NCC has also been implicated to play a role in control of blood pressure in the open population, with both common polymorphisms and rare mutations altering NCC function, renal salt reabsorption and, presumably, blood pressure. Individuals with rare mutations in genes responsible for salt control in the kidney, including NCC, have been found to have a lower blood pressure than controls.[12] NCC harboring these mutations has a lower function than wild-type cotransporter although some mutations found in individuals in the open population seem to be less deleterious to cotransporter function than mutations in individuals with Gitelman’s syndrome.[11]

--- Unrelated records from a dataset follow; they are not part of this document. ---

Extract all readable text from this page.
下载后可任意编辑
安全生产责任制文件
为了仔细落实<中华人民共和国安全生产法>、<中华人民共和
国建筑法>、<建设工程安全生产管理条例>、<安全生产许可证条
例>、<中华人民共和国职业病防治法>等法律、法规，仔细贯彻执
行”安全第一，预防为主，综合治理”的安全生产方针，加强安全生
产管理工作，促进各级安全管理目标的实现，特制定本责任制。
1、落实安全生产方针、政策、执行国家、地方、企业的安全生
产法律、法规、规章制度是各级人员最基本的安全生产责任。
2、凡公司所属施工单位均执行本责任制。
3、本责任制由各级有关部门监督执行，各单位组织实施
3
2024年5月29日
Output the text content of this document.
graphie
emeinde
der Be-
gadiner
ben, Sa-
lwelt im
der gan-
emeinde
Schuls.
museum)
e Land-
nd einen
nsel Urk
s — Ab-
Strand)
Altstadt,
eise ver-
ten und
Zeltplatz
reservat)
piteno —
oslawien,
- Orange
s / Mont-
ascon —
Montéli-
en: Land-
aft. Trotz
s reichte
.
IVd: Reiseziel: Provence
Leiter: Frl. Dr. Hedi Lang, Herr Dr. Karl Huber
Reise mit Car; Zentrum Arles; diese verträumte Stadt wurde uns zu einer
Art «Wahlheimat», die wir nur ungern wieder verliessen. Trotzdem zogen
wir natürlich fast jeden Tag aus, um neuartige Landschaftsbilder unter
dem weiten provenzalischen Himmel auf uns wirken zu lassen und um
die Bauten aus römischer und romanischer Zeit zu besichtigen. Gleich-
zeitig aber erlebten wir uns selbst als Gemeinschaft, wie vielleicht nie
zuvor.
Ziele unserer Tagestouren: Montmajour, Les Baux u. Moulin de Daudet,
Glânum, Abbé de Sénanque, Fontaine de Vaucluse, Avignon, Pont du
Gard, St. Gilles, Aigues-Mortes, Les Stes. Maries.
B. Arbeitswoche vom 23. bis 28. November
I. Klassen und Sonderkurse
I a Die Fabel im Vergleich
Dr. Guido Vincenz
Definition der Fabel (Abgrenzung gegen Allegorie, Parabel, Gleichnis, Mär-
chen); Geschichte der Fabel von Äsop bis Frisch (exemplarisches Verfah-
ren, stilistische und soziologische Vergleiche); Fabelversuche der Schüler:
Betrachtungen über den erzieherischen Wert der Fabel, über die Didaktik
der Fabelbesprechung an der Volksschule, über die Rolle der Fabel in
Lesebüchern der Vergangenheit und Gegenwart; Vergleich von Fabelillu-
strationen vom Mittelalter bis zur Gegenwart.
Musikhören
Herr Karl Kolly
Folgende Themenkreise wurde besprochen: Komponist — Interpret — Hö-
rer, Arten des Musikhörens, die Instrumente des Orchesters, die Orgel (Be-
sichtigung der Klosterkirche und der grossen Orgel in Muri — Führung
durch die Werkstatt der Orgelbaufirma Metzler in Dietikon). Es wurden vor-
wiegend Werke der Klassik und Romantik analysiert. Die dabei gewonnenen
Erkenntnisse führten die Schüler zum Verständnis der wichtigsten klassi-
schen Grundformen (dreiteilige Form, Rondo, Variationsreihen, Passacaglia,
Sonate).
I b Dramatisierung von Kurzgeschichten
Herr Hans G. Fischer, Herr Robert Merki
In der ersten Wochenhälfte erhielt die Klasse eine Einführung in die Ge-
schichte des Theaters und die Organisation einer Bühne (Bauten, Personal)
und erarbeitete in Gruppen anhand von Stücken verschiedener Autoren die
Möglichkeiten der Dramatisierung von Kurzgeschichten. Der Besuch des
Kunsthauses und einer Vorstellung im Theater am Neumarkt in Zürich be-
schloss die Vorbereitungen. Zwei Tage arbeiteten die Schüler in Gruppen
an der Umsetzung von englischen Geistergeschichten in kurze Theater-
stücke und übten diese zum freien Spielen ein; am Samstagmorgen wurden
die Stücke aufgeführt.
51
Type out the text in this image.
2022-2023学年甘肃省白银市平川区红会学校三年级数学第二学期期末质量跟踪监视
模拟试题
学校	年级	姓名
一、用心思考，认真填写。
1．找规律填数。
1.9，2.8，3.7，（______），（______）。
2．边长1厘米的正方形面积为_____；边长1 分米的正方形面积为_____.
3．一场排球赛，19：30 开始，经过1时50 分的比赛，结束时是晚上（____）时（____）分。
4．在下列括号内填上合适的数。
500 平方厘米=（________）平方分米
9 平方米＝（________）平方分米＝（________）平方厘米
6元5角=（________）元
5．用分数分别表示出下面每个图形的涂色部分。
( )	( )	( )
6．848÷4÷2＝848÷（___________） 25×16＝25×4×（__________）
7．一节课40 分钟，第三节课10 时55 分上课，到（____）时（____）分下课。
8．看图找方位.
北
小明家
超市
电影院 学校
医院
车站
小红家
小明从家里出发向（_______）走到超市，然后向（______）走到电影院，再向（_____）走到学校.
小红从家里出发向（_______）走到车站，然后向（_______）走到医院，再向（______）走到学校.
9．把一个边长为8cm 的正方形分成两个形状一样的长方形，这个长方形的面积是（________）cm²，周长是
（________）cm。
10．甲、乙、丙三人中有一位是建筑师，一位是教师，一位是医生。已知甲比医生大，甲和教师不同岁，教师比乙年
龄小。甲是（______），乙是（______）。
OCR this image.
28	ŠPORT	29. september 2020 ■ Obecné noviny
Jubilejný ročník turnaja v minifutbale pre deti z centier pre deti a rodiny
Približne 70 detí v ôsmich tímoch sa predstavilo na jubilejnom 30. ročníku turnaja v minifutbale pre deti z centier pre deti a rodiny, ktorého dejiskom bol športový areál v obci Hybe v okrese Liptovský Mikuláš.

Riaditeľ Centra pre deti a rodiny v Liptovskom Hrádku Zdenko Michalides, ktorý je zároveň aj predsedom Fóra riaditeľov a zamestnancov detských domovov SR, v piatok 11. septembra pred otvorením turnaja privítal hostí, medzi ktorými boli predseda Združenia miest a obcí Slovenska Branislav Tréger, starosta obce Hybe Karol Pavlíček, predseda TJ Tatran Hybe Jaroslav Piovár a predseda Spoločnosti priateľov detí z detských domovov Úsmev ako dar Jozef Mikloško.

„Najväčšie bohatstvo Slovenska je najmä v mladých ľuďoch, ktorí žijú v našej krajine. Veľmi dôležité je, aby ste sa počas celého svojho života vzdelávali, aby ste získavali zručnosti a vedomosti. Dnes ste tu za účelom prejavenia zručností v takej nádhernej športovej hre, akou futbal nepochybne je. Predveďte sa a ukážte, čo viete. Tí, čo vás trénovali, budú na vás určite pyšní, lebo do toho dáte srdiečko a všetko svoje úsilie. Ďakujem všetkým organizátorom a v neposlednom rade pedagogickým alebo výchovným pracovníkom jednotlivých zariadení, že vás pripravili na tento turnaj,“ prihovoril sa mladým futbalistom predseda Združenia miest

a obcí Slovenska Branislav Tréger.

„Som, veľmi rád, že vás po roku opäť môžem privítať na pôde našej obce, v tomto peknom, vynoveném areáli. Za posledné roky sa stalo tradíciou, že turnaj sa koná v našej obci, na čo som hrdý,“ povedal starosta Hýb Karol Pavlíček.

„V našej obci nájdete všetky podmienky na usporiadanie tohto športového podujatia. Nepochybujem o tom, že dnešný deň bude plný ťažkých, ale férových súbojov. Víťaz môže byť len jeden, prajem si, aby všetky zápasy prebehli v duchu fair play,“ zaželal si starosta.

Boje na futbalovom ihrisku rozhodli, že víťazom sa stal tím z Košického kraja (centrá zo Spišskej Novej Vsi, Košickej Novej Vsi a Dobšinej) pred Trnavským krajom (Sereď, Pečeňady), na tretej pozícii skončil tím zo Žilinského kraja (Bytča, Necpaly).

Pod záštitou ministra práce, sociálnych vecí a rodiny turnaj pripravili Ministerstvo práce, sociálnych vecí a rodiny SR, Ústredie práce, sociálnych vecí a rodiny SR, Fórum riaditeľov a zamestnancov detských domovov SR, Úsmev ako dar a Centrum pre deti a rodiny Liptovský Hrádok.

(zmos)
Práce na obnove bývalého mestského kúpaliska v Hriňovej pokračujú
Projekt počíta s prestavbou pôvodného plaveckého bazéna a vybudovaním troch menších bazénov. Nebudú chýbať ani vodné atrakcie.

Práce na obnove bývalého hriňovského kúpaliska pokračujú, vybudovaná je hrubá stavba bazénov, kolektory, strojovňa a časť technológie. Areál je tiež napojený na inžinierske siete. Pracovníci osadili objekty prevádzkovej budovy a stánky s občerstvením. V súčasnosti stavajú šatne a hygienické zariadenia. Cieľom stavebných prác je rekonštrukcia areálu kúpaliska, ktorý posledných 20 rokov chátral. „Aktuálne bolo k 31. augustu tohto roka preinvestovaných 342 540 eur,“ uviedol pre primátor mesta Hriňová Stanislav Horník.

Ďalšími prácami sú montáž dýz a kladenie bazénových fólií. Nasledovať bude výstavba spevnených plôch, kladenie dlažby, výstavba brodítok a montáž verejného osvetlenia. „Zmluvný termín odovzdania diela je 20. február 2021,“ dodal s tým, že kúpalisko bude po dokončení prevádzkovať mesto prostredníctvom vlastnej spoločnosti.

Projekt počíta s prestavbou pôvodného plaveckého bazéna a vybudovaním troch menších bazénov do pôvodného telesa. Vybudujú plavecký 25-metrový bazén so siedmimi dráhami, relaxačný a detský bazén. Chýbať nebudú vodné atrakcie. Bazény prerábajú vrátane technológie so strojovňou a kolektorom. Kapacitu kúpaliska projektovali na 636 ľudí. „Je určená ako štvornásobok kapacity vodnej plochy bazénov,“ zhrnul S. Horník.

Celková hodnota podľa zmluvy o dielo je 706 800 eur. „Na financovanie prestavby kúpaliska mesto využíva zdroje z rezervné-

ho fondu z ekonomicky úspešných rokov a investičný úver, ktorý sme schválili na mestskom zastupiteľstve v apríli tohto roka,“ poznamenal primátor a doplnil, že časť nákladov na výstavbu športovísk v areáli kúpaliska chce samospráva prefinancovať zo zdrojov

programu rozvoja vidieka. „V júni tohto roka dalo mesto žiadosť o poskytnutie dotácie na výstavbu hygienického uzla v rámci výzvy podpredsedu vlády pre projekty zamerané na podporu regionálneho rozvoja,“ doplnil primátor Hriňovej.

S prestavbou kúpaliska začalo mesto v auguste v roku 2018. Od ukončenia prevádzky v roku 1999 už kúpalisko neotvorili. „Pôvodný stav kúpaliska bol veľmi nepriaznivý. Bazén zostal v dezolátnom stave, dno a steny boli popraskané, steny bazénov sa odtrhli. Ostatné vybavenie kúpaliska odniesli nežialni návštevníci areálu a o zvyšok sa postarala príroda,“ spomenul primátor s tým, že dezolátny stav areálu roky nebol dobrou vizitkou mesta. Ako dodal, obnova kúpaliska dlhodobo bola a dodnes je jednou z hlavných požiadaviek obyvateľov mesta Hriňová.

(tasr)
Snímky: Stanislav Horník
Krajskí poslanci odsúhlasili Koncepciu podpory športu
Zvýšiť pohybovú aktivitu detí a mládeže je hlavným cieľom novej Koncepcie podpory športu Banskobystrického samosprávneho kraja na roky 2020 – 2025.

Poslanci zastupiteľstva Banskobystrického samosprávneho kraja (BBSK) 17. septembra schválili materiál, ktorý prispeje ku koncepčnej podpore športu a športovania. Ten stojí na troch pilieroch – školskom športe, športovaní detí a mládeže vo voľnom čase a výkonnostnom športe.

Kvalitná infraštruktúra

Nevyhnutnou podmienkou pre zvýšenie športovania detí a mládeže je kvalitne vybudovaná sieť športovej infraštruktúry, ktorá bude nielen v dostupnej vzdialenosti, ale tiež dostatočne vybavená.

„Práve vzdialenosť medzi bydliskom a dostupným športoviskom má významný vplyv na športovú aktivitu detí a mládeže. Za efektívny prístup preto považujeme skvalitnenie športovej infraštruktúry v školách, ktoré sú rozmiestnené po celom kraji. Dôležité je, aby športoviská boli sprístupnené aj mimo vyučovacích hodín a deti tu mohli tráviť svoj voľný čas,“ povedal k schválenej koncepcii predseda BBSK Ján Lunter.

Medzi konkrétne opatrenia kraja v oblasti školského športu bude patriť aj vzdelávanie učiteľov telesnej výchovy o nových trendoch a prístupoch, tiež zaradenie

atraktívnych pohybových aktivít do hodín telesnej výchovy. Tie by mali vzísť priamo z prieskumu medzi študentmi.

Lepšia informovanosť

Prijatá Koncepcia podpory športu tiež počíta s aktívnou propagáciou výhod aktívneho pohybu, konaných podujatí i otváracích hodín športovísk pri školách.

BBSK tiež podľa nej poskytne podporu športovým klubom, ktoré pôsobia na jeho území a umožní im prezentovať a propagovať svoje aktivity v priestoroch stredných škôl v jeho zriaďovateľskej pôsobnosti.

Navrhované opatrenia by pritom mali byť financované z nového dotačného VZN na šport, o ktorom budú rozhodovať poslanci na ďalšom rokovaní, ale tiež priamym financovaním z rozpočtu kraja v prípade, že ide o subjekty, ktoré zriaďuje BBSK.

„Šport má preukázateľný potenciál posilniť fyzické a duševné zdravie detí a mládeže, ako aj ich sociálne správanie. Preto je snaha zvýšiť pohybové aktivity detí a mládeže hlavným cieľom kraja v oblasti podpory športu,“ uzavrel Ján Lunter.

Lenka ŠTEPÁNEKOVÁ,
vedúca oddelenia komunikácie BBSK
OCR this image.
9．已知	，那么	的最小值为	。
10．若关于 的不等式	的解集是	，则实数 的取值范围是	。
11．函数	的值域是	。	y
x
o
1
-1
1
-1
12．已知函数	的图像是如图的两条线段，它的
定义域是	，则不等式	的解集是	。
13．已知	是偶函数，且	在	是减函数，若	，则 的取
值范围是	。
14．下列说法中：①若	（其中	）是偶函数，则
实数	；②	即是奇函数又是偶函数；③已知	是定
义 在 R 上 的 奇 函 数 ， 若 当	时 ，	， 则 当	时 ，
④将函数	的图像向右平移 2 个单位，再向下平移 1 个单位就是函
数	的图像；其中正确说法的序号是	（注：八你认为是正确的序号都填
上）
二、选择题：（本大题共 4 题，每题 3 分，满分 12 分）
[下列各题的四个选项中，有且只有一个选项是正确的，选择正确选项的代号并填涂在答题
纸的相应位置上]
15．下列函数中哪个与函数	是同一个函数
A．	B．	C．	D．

Furthermore, heterozygous carriers of mutations causing Gitelman syndrome (i.e. individuals who have a mutation in one of the two alleles and do not have the disease) have a lower blood pressure than non-carriers in the same family.[13]
Type II pseudohypoaldosteronism (PHA2), also known as Gordon’s syndrome, is an autosomal dominant disease in which there is an increase in NCC activity leading to short stature, increased blood pressure, increased serum K+ levels, increased urinary calcium excretion and hyperchloremic metabolic acidosis. However, PHA2 is not caused by mutations within the NCC gene, but by mutations in NCC regulators WNK1 and WNK4. Patients respond well to treatment with thiazide-type diuretics.